How can I loop over only the non-zero entries in O(N) time? For each non-zero element I would like to have access to its value, and the indexes i,j.

+1  A: 

I scanned through the uBLAS library (interesting stuff btw), and it doesn't seem like they have something for that. Might I suggest using a different or parallel data structure? Your implementation will depend mostly on what usage you make of a sparse matrix.
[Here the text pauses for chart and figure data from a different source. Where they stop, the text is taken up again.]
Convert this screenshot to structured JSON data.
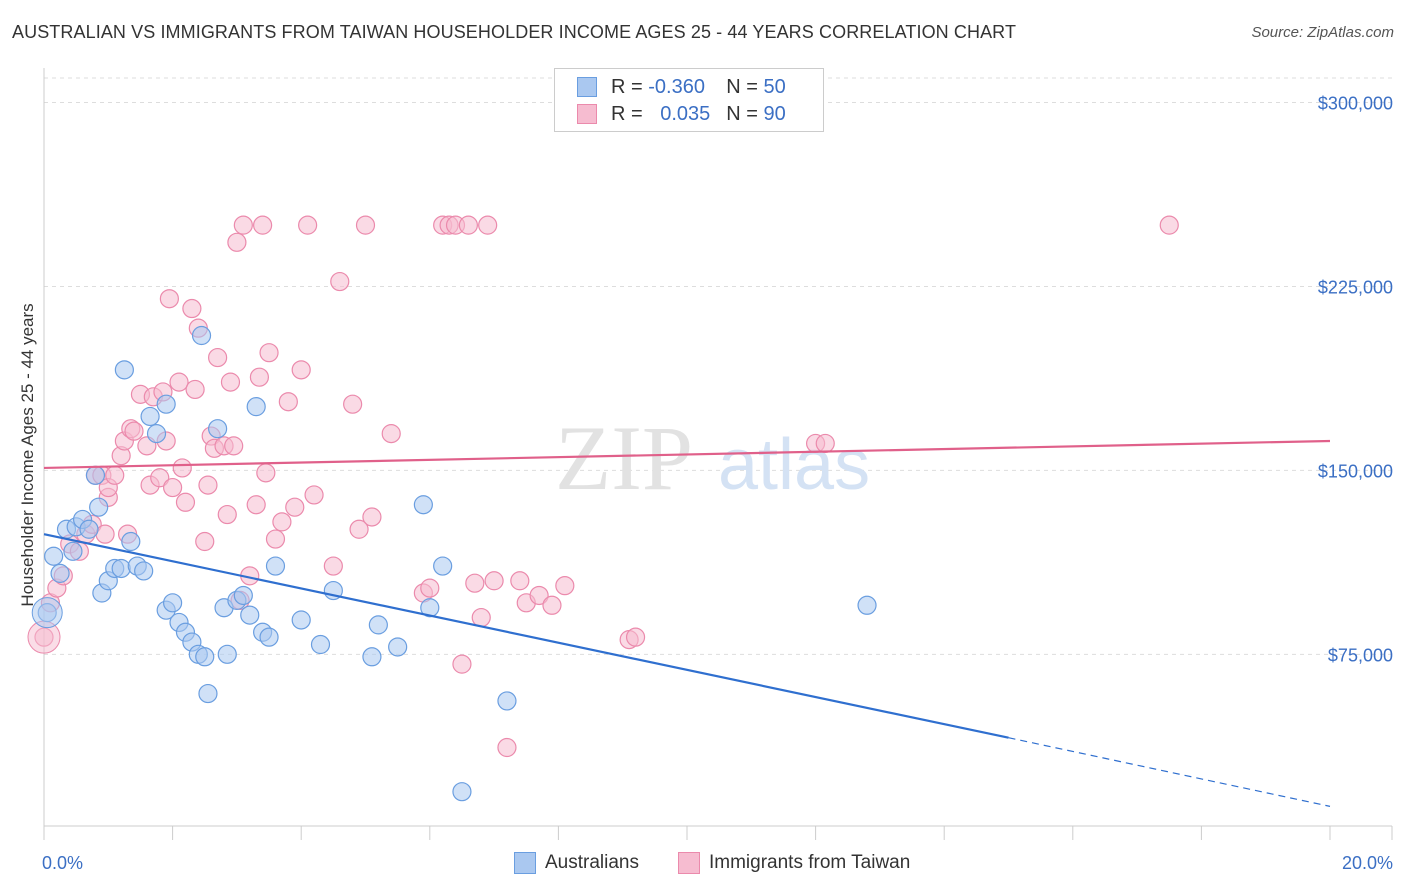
{
  "title": "AUSTRALIAN VS IMMIGRANTS FROM TAIWAN HOUSEHOLDER INCOME AGES 25 - 44 YEARS CORRELATION CHART",
  "source": "Source: ZipAtlas.com",
  "watermark": {
    "zip": "ZIP",
    "atlas": "atlas"
  },
  "legend": {
    "r_label": "R =",
    "n_label": "N =",
    "australians": {
      "r": "-0.360",
      "n": "50"
    },
    "taiwan": {
      "r": "0.035",
      "n": "90"
    }
  },
  "colors": {
    "blue_fill": "#aac8f0",
    "blue_stroke": "#6a9ee0",
    "blue_line": "#2f6fcf",
    "pink_fill": "#f6bcd0",
    "pink_stroke": "#eb8aac",
    "pink_line": "#e0608a",
    "axis_label": "#3b6fc4"
  },
  "chart_data": {
    "type": "scatter",
    "title": "AUSTRALIAN VS IMMIGRANTS FROM TAIWAN HOUSEHOLDER INCOME AGES 25 - 44 YEARS CORRELATION CHART",
    "xlabel": "",
    "ylabel": "Householder Income Ages 25 - 44 years",
    "xlim": [
      0,
      20
    ],
    "ylim": [
      5000,
      310000
    ],
    "x_tick_labels": [
      "0.0%",
      "20.0%"
    ],
    "y_ticks": [
      75000,
      150000,
      225000,
      300000
    ],
    "y_tick_labels": [
      "$75,000",
      "$150,000",
      "$225,000",
      "$300,000"
    ],
    "grid": true,
    "legend_position": "top-center",
    "series": [
      {
        "name": "Australians",
        "r": -0.36,
        "n": 50,
        "trend": {
          "x0": 0,
          "y0": 124000,
          "x1": 15,
          "y1": 41000,
          "dash_to_x": 20,
          "dash_to_y": 13000
        },
        "points": [
          [
            0.05,
            92000
          ],
          [
            0.15,
            115000
          ],
          [
            0.25,
            108000
          ],
          [
            0.35,
            126000
          ],
          [
            0.45,
            117000
          ],
          [
            0.5,
            127000
          ],
          [
            0.6,
            130000
          ],
          [
            0.7,
            126000
          ],
          [
            0.8,
            148000
          ],
          [
            0.85,
            135000
          ],
          [
            0.9,
            100000
          ],
          [
            1.0,
            105000
          ],
          [
            1.1,
            110000
          ],
          [
            1.2,
            110000
          ],
          [
            1.35,
            121000
          ],
          [
            1.45,
            111000
          ],
          [
            1.55,
            109000
          ],
          [
            1.65,
            172000
          ],
          [
            1.75,
            165000
          ],
          [
            1.25,
            191000
          ],
          [
            1.9,
            177000
          ],
          [
            1.9,
            93000
          ],
          [
            2.0,
            96000
          ],
          [
            2.1,
            88000
          ],
          [
            2.2,
            84000
          ],
          [
            2.3,
            80000
          ],
          [
            2.4,
            75000
          ],
          [
            2.45,
            205000
          ],
          [
            2.5,
            74000
          ],
          [
            2.55,
            59000
          ],
          [
            2.7,
            167000
          ],
          [
            2.8,
            94000
          ],
          [
            2.85,
            75000
          ],
          [
            3.0,
            97000
          ],
          [
            3.1,
            99000
          ],
          [
            3.2,
            91000
          ],
          [
            3.3,
            176000
          ],
          [
            3.4,
            84000
          ],
          [
            3.5,
            82000
          ],
          [
            3.6,
            111000
          ],
          [
            4.0,
            89000
          ],
          [
            4.3,
            79000
          ],
          [
            4.5,
            101000
          ],
          [
            5.1,
            74000
          ],
          [
            5.2,
            87000
          ],
          [
            5.5,
            78000
          ],
          [
            5.9,
            136000
          ],
          [
            6.0,
            94000
          ],
          [
            6.2,
            111000
          ],
          [
            7.2,
            56000
          ],
          [
            6.5,
            19000
          ],
          [
            12.8,
            95000
          ]
        ]
      },
      {
        "name": "Immigrants from Taiwan",
        "r": 0.035,
        "n": 90,
        "trend": {
          "x0": 0,
          "y0": 151000,
          "x1": 20,
          "y1": 162000
        },
        "points": [
          [
            0.0,
            82000
          ],
          [
            0.1,
            96000
          ],
          [
            0.2,
            102000
          ],
          [
            0.3,
            107000
          ],
          [
            0.4,
            120000
          ],
          [
            0.55,
            117000
          ],
          [
            0.65,
            124000
          ],
          [
            0.75,
            128000
          ],
          [
            0.8,
            148000
          ],
          [
            0.9,
            148000
          ],
          [
            0.95,
            124000
          ],
          [
            1.0,
            139000
          ],
          [
            1.0,
            143000
          ],
          [
            1.1,
            148000
          ],
          [
            1.2,
            156000
          ],
          [
            1.25,
            162000
          ],
          [
            1.3,
            124000
          ],
          [
            1.35,
            167000
          ],
          [
            1.4,
            166000
          ],
          [
            1.5,
            181000
          ],
          [
            1.6,
            160000
          ],
          [
            1.65,
            144000
          ],
          [
            1.7,
            180000
          ],
          [
            1.8,
            147000
          ],
          [
            1.85,
            182000
          ],
          [
            1.9,
            162000
          ],
          [
            1.95,
            220000
          ],
          [
            2.0,
            143000
          ],
          [
            2.1,
            186000
          ],
          [
            2.15,
            151000
          ],
          [
            2.2,
            137000
          ],
          [
            2.3,
            216000
          ],
          [
            2.35,
            183000
          ],
          [
            2.4,
            208000
          ],
          [
            2.5,
            121000
          ],
          [
            2.55,
            144000
          ],
          [
            2.6,
            164000
          ],
          [
            2.65,
            159000
          ],
          [
            2.7,
            196000
          ],
          [
            2.8,
            160000
          ],
          [
            2.85,
            132000
          ],
          [
            2.9,
            186000
          ],
          [
            2.95,
            160000
          ],
          [
            3.0,
            243000
          ],
          [
            3.05,
            97000
          ],
          [
            3.1,
            250000
          ],
          [
            3.2,
            107000
          ],
          [
            3.3,
            136000
          ],
          [
            3.35,
            188000
          ],
          [
            3.4,
            250000
          ],
          [
            3.45,
            149000
          ],
          [
            3.5,
            198000
          ],
          [
            3.6,
            122000
          ],
          [
            3.7,
            129000
          ],
          [
            3.8,
            178000
          ],
          [
            3.9,
            135000
          ],
          [
            4.0,
            191000
          ],
          [
            4.1,
            250000
          ],
          [
            4.2,
            140000
          ],
          [
            4.5,
            111000
          ],
          [
            4.6,
            227000
          ],
          [
            4.8,
            177000
          ],
          [
            4.9,
            126000
          ],
          [
            5.0,
            250000
          ],
          [
            5.1,
            131000
          ],
          [
            5.4,
            165000
          ],
          [
            5.9,
            100000
          ],
          [
            6.0,
            102000
          ],
          [
            6.2,
            250000
          ],
          [
            6.3,
            250000
          ],
          [
            6.4,
            250000
          ],
          [
            6.5,
            71000
          ],
          [
            6.6,
            250000
          ],
          [
            6.7,
            104000
          ],
          [
            6.8,
            90000
          ],
          [
            6.9,
            250000
          ],
          [
            7.0,
            105000
          ],
          [
            7.2,
            37000
          ],
          [
            7.4,
            105000
          ],
          [
            7.5,
            96000
          ],
          [
            7.7,
            99000
          ],
          [
            7.9,
            95000
          ],
          [
            8.1,
            103000
          ],
          [
            9.1,
            81000
          ],
          [
            9.2,
            82000
          ],
          [
            12.0,
            161000
          ],
          [
            12.15,
            161000
          ],
          [
            17.5,
            250000
          ]
        ]
      }
    ]
  },
  "bottom_legend": {
    "australians": "Australians",
    "taiwan": "Immigrants from Taiwan"
  }
}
Looping through it O(N^2) style is not what a sparse matrix is meant for in the first place (unless you can access the underlying structure which, in the case of uBLAS, doesn't seem possible), you might as well use a chained list or plain array of small structs like so:

struct sparseMatrixElement {
   int value;
   int row;
   int col;
};
MPelletier
+3  A: 

You can find the answer in this FAQ: How to iterate over all non zero elements?

In your case it would be:

typedef boost::numeric::ublas::compressed_matrix<int>::iterator1 it1_t;
typedef boost::numeric::ublas::compressed_matrix<int>::iterator2 it2_t;

for (it1_t it1 = adjacency.begin1(); it1 != adjacency.end1(); it1++)
{
  for (it2_t it2 = it1.begin(); it2 != it1.end(); it2++)
  {
    std::cout << "(" << i2.index1() << "," << i2.index2() << ") = ";
    std::cout << *it2 << std::endl;
  }
}
Gert
Important note which I forgot to add: the type of storage organization you choose for a compressed matrix matters, because it decides what the fastest way of iterating the compressed matrix will be. If you have row_major as storage type, my example above is the fastest way to iterate. If you choose column_major, you will have to exchange the inner and outer loop, i.e. looping over the columns first will be the fastest.
Gert
boost will iterate depending on the storage representation (row-major or col-major). So the same loops above will work for either representation. No changes need to be made.